Library · paper

Science and the Social Order

Robert K. Merton
1938·Philosophy of Science, Vol. 5, No. 3

Source: https://www.jstor.org/stable/184838

Merton's earlier essay — the companion to The Normative Structure of Science — on the relationship between scientific practice and the broader social order that either supports or undermines it.

Written in 1938, the essay was shaped by Merton's observations of how fascist regimes treated their scientific establishments, and the historical context gives the argument teeth.

For product direction the transfer is structural: the institutional conditions that make reliable knowledge possible are not incidental to the work, and an organisation that claims to "learn from data" is either creating or failing to create those conditions.

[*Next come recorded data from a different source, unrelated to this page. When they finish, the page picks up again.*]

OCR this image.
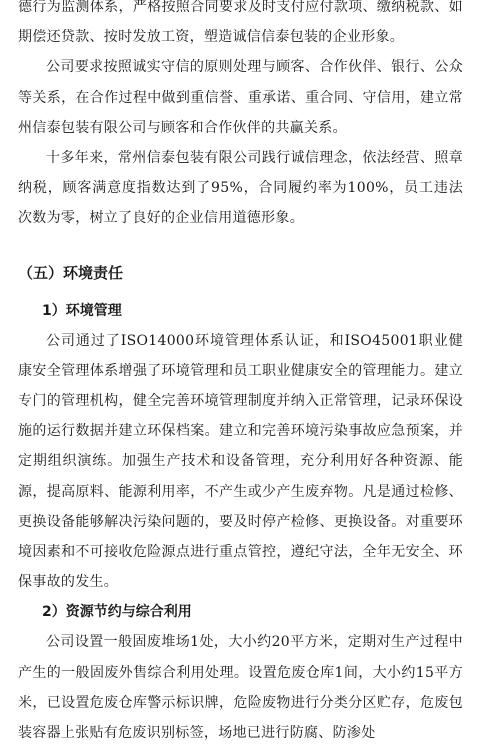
德行为监测体系，严格按照合同要求及时支付应付款项、缴纳税款、如期偿还贷款、按时发放工资，塑造诚信信泰包装的企业形象。

公司要求按照诚实守信的原则处理与顾客、合作伙伴、银行、公众等关系，在合作过程中做到重信誉、重承诺、重合同、守信用，建立常州信泰包装有限公司与顾客和合作伙伴的共赢关系。

十多年来，常州信泰包装有限公司践行诚信理念，依法经营、照章纳税，顾客满意度指数达到了95%，合同履约率为100%，员工违法次数为零，树立了良好的企业信用道德形象。

（五）环境责任
1）环境管理

公司通过了ISO14000环境管理体系认证，和ISO45001职业健康安全管理体系增强了环境管理和员工职业健康安全的管理能力。建立专门的管理机构，健全完善环境管理制度并纳入正常管理，记录环保设施的运行数据并建立环保档案。建立和完善环境污染事故应急预案，并定期组织演练。加强生产技术和设备管理，充分利用好各种资源、能源，提高原料、能源利用率，不产生或少产生废弃物。凡是通过检修、更换设备能够解决污染问题的，要及时停产检修、更换设备。对重要环境因素和不可接收危险源点进行重点管控，遵纪守法，全年无安全、环保事故的发生。

2）资源节约与综合利用

公司设置一般固废堆场1处，大小约20平方米，定期对生产过程中产生的一般固废外售综合利用处理。设置危废仓库1间，大小约15平方米，已设置危废仓库警示标识牌，危险废物进行分类分区贮存，危废包装容器上张贴有危废识别标签，场地已进行防腐、防渗处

Read the Merton pair together; they are short and complementary.

Central argument

Merton argues that science is not a self-sustaining autonomous enterprise but depends on specific social conditions — institutional support, cultural values, and political legitimacy — to function as a reliable knowledge-producing system. Drawing on observations of fascist regimes dismantling or ideologically subordinating their scientific establishments, he demonstrates that when external political or social orders impose incompatible values on science, the epistemic integrity of scientific output degrades. The central thesis is that the social order and scientific practice are structurally interdependent: science requires conditions of relative autonomy, communal criticism, and disinterestedness to produce trustworthy knowledge, and those conditions must be actively maintained by institutions.

Critique

Merton's framework, built against the dramatic backdrop of fascist interference, risks presenting the relationship between science and social order as primarily a story of external threat versus internal virtue — which understates how scientific communities themselves generate distortions through prestige hierarchies, funding dependencies, and disciplinary gatekeeping that are endogenous, not imposed from outside. The binary of 'conditions that support science' versus 'conditions that undermine it' can obscure how normal, non-authoritarian institutions routinely compromise the very norms Merton treats as the baseline. A 1938 vantage point also means the argument predates the large-scale industrialisation of research, where the threats to epistemic integrity are structural and diffuse rather than politically legible.

Why it matters for product

For a CPO, the practical transfer is this: any organisation that treats 'being data-driven' as a cultural posture rather than a structural commitment is making the same error Merton diagnoses — assuming knowledge production happens automatically once you hire smart people, without engineering the institutional conditions that make it reliable. Concretely, this means interrogating whether discovery processes have genuine independence from delivery pressure, whether findings that contradict strategic bets are actually surfaced and discussed, and whether the people closest to evidence have the standing to change decisions. The fascist science parallel is blunt but instructive: an organisation that only accepts research confirming its roadmap has not created a learning system — it has created a ritual.